Les entreprises ne sont pas en reste. "On a fait la part du travail, assure Benoît Serre, vice-président de l’ANDRH et directeur général adjoint en charge des ressources humaines groupe à la Macif. Les entreprises sont prêtes, y compris les petites. La balle est désormais du côté des décideurs".

De même, BNP Paribas s'est engagé depuis plusieurs mois dans la conduite de ce projet. Pour limiter l'impact de ce prélèvement sur la trésorerie des collaborateurs, le salaire annuel sera, dès janvier 2019, versé en 12 mensualités au lieu de 13 aujourd’hui pour tous les collaborateurs  de l’entreprise en France.

Des erreurs "résolues"

Alors pourquoi autant d’erreurs ? Pour Emmanuel Prévost, ces "couacs" mentionnés par Le Parisien n’ont rien d’exceptionnel. "Dans la mesure où il s’agit de données nominatives une même anomalie peut être répliquée sur 15 000 salariés". Selon cet expert, ces craintes sont similaires à celles émises lors du bug de l’an 2000 ou encore du passage à l’euro. Pour Karine Zerah, directrice juridique Cegedim SRH, secrétaire et administratrice de l’association SDDS, "les problèmes techniques ont été résolus au fur à mesure au cours de l’année. Le fruit de notre travail nous permet de garantir la mise en place effective du prélèvement à la source en toute sécurité".

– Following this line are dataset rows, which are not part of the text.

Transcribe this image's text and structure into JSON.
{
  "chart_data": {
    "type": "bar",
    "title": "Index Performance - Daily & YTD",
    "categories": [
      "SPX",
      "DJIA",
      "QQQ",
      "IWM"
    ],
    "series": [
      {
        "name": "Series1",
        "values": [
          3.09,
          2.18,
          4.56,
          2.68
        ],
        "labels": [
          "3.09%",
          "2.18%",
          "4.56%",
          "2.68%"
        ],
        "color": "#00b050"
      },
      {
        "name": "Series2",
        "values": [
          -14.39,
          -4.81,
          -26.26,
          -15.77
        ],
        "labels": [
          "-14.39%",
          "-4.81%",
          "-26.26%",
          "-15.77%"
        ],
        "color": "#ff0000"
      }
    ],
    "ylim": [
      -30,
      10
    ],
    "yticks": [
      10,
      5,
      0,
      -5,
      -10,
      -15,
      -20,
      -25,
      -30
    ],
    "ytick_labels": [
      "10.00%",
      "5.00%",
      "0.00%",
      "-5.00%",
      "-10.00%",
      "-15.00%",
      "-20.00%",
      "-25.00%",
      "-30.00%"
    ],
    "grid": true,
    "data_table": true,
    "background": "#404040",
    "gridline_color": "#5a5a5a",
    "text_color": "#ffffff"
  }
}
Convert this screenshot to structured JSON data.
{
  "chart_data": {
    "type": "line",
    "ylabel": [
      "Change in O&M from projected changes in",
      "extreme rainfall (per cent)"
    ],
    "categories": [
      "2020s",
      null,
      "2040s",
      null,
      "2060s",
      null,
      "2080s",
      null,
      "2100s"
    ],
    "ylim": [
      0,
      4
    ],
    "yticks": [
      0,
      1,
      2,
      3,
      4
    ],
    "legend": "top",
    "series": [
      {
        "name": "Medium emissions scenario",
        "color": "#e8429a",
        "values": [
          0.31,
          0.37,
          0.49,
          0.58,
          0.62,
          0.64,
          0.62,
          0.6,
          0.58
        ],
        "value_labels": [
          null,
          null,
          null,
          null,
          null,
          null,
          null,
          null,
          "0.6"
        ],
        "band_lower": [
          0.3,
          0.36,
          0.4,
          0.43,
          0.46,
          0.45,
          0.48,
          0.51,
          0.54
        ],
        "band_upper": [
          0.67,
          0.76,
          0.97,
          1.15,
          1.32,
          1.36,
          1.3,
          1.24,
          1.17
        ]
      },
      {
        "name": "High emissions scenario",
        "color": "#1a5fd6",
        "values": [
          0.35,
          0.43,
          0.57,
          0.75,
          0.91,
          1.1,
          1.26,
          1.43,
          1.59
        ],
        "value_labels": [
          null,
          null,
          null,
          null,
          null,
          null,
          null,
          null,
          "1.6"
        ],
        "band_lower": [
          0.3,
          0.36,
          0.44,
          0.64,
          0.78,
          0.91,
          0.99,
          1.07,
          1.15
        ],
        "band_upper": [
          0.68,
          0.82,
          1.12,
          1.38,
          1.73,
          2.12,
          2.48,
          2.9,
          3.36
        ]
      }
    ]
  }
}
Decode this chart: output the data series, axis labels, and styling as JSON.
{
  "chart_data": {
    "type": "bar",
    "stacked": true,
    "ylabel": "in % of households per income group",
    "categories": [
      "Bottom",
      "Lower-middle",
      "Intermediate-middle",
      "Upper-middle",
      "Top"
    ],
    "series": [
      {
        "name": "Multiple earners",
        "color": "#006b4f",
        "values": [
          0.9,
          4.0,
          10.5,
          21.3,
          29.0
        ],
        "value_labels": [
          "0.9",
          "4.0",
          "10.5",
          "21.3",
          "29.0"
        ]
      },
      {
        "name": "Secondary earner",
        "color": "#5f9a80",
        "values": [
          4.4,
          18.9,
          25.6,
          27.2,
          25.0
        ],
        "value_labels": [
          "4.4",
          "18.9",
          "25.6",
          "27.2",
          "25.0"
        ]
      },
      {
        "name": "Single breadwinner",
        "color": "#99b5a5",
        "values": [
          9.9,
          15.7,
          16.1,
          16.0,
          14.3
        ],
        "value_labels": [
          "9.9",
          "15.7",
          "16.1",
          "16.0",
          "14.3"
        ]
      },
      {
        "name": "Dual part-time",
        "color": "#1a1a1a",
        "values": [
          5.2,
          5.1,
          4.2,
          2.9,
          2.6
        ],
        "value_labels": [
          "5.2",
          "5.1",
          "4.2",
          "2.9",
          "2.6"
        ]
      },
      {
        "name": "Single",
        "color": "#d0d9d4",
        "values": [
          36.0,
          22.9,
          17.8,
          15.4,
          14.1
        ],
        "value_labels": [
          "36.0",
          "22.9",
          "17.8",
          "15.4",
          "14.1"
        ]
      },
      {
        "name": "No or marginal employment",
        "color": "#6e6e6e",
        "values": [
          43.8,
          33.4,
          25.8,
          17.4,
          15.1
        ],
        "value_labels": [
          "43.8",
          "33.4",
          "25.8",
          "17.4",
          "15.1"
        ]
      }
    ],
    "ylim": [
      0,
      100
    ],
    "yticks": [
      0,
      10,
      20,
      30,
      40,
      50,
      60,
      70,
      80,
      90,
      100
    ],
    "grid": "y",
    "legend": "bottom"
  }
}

Pour limiter la casse, un report d’un an est, d’ores et déjà prévu, pour les particuliers employeurs afin d’ajuster la reforme et un dispositif spécifique a été mis en place pour permettre aux entreprises de moins de 20 salariés de se décharger de la collecte de l’impôt.

Des débats inquiétants

Reste qu’à quatre mois de son lancement, la crainte grandit, notamment concernant la sécurité des données. "Un tel projet repose beaucoup sur la confiance et à ce titre, les débats actuels sont inquiétants", assure Benoît Serre. Le DRH avait alerté voici deux ans sur l’impact psychologique de la baisse faciale du net perçu. "Voir son bulletin de paie diminué d’un certain pourcentage ne génère pas le même effet que de s’acquitter de ses impôts dans un second temps", avait-il averti. Il craint désormais que les salariés mettent en douter leur taux de prélèvement, en invoquant des risques probables d’erreurs. Et qu'ils s'adressent au service des ressources humaines…

 "L’employeur n’a pas à jouer un rôle de précepteur", a indiqué, de son côté Geoffroy Roux de Bézieux sur France Info, le nouveau patron du Medef, qui propose, en lieu et place de cette réforme, "une mensualisation généralisée pour tout le monde, directement prélevée sur le compte bancaire des contribuables". A charge pour Emmanuel Macron de décider.

"Mais si la réforme est lancée, il nous faut une garantie technique à 100 %, prévient Benoît Serre. Il est inconcevable que ce dispositif démarre si des problèmes persistent".